The given equation is x(x^2 + 3|x| + 5|x-1| + 6|x-2|) = 0.

This equation will have real solutions when either x = 0 or when the expression in the parentheses equals zero.

When x = 0, the equation is satisfied, so x = 0 is one real solution.
For the expression in the parentheses to equal zero, we need to consider the absolute value expressions separately for positive and negative values of x.

a. When x > 0, the equation becomes x(x^2 + 3x + 5(x-1) + 6(x-2)) = 0. Simplifying this gives x(x^2 + 3x + 5x - 5 + 6x - 12) = 0, which simplifies further to x(x^2 + 14x - 17) = 0. This quadratic equation has two real solutions, but since we assumed x > 0, only the positive solution is valid.

b. When x < 0, the equation becomes x(x^2 - 3x - 5(x-1) - 6(x-2)) = 0. Simplifying this gives x(x^2 - 3x - 5x + 5 - 6x + 12) = 0, which simplifies further to x(x^2 - 14x + 17) = 0. This quadratic equation also has two real solutions, but since we assumed x < 0, only the negative solution is valid.
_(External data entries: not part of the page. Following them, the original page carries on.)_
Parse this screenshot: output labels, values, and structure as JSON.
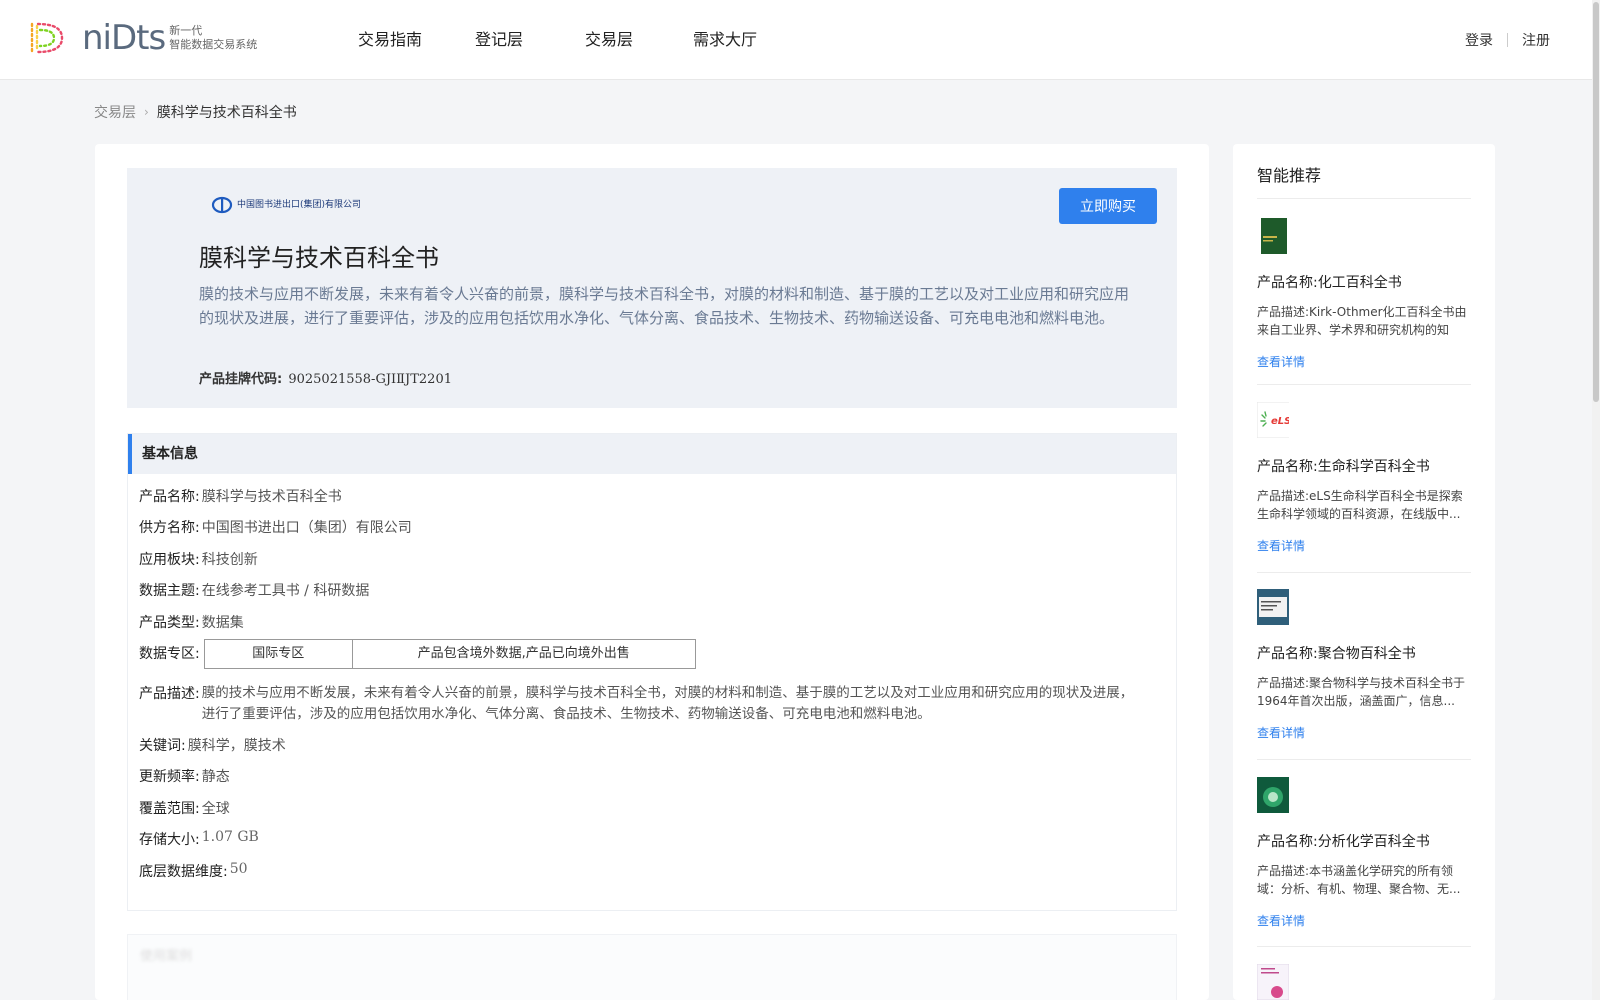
{
  "header": {
    "brand": "niDts",
    "brand_sub_1": "新一代",
    "brand_sub_2": "智能数据交易系统",
    "nav": [
      "交易指南",
      "登记层",
      "交易层",
      "需求大厅"
    ],
    "login": "登录",
    "register": "注册"
  },
  "breadcrumb": {
    "parent": "交易层",
    "current": "膜科学与技术百科全书"
  },
  "hero": {
    "supplier_logo_text": "中国图书进出口(集团)有限公司",
    "buy_label": "立即购买",
    "title": "膜科学与技术百科全书",
    "description": "膜的技术与应用不断发展，未来有着令人兴奋的前景，膜科学与技术百科全书，对膜的材料和制造、基于膜的工艺以及对工业应用和研究应用的现状及进展，进行了重要评估，涉及的应用包括饮用水净化、气体分离、食品技术、生物技术、药物输送设备、可充电电池和燃料电池。",
    "code_label": "产品挂牌代码:",
    "code_value": "9025021558-GJIⅡJT2201"
  },
  "basic_info": {
    "heading": "基本信息",
    "product_name_label": "产品名称:",
    "product_name": "膜科学与技术百科全书",
    "supplier_label": "供方名称:",
    "supplier": "中国图书进出口（集团）有限公司",
    "sector_label": "应用板块:",
    "sector": "科技创新",
    "topic_label": "数据主题:",
    "topic": "在线参考工具书 / 科研数据",
    "type_label": "产品类型:",
    "type": "数据集",
    "zone_label": "数据专区:",
    "zone": "国际专区",
    "zone_note": "产品包含境外数据,产品已向境外出售",
    "desc_label": "产品描述:",
    "desc": "膜的技术与应用不断发展，未来有着令人兴奋的前景，膜科学与技术百科全书，对膜的材料和制造、基于膜的工艺以及对工业应用和研究应用的现状及进展，进行了重要评估，涉及的应用包括饮用水净化、气体分离、食品技术、生物技术、药物输送设备、可充电电池和燃料电池。",
    "keywords_label": "关键词:",
    "keywords": "膜科学，膜技术",
    "frequency_label": "更新频率:",
    "frequency": "静态",
    "coverage_label": "覆盖范围:",
    "coverage": "全球",
    "size_label": "存储大小:",
    "size": "1.07 GB",
    "dimension_label": "底层数据维度:",
    "dimension": "50"
  },
  "section2_heading": "使用案例",
  "sidebar": {
    "title": "智能推荐",
    "name_prefix": "产品名称:",
    "desc_prefix": "产品描述:",
    "more_label": "查看详情",
    "items": [
      {
        "name": "化工百科全书",
        "desc": "Kirk-Othmer化工百科全书由来自工业界、学术界和研究机构的知识..."
      },
      {
        "name": "生命科学百科全书",
        "desc": "eLS生命科学百科全书是探索生命科学领域的百科资源，在线版中..."
      },
      {
        "name": "聚合物百科全书",
        "desc": "聚合物科学与技术百科全书于1964年首次出版，涵盖面广，信息..."
      },
      {
        "name": "分析化学百科全书",
        "desc": "本书涵盖化学研究的所有领域：分析、有机、物理、聚合物、无..."
      }
    ]
  },
  "colors": {
    "accent": "#2f80ed",
    "hero_bg": "#eef1f6",
    "page_bg": "#f4f5f7"
  }
}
So, in total, the equation has 1 (from x = 0) + 1 (from x > 0) + 1 (from x < 0) = 3 real solutions.

Knowee AI · Accepted Answer

The given equation is x(x^2 + 3|x| + 5|x-1| + 6|x-2|) = 0.

This equation will have real solutions when either x = 0 or when the expression in the parentheses equals zero.

When x = 0, the equation is satisfied, so x = 0 is one real solution.
For the expression in the parentheses to equal zero, we need to consider the absolute value expressions separately for positive and negative values of x.

a. When x > 0, the equation becomes x(x^2 + 3x + 5(x-1) + 6(x-2)) = 0. Simplifying this gives x(x^2 + 3x + 5x - 5 + 6x - 12) = 0, which simplifies further to x(x^2 + 14x - 17) = 0. This quadratic equation has two real solutions, but since we assumed x > 0, only the positive solution is valid.

b. When x < 0, the equation becomes x(x^2 - 3x - 5(x-1) - 6(x-2)) = 0. Simplifying this gives x(x^2 - 3x - 5x + 5 - 6x + 12) = 0, which simplifies further to x(x^2 - 14x + 17) = 0. This quadratic equation also has two real solutions, but since we assumed x < 0, only the negative solution is valid.

So, in total, the equation has 1 (from x = 0) + 1 (from x > 0) + 1 (from x < 0) = 3 real solutions.

The number of real solutions of the equation x(x2+3|x|+5|x−1|+6|x−2|)=0 is_______.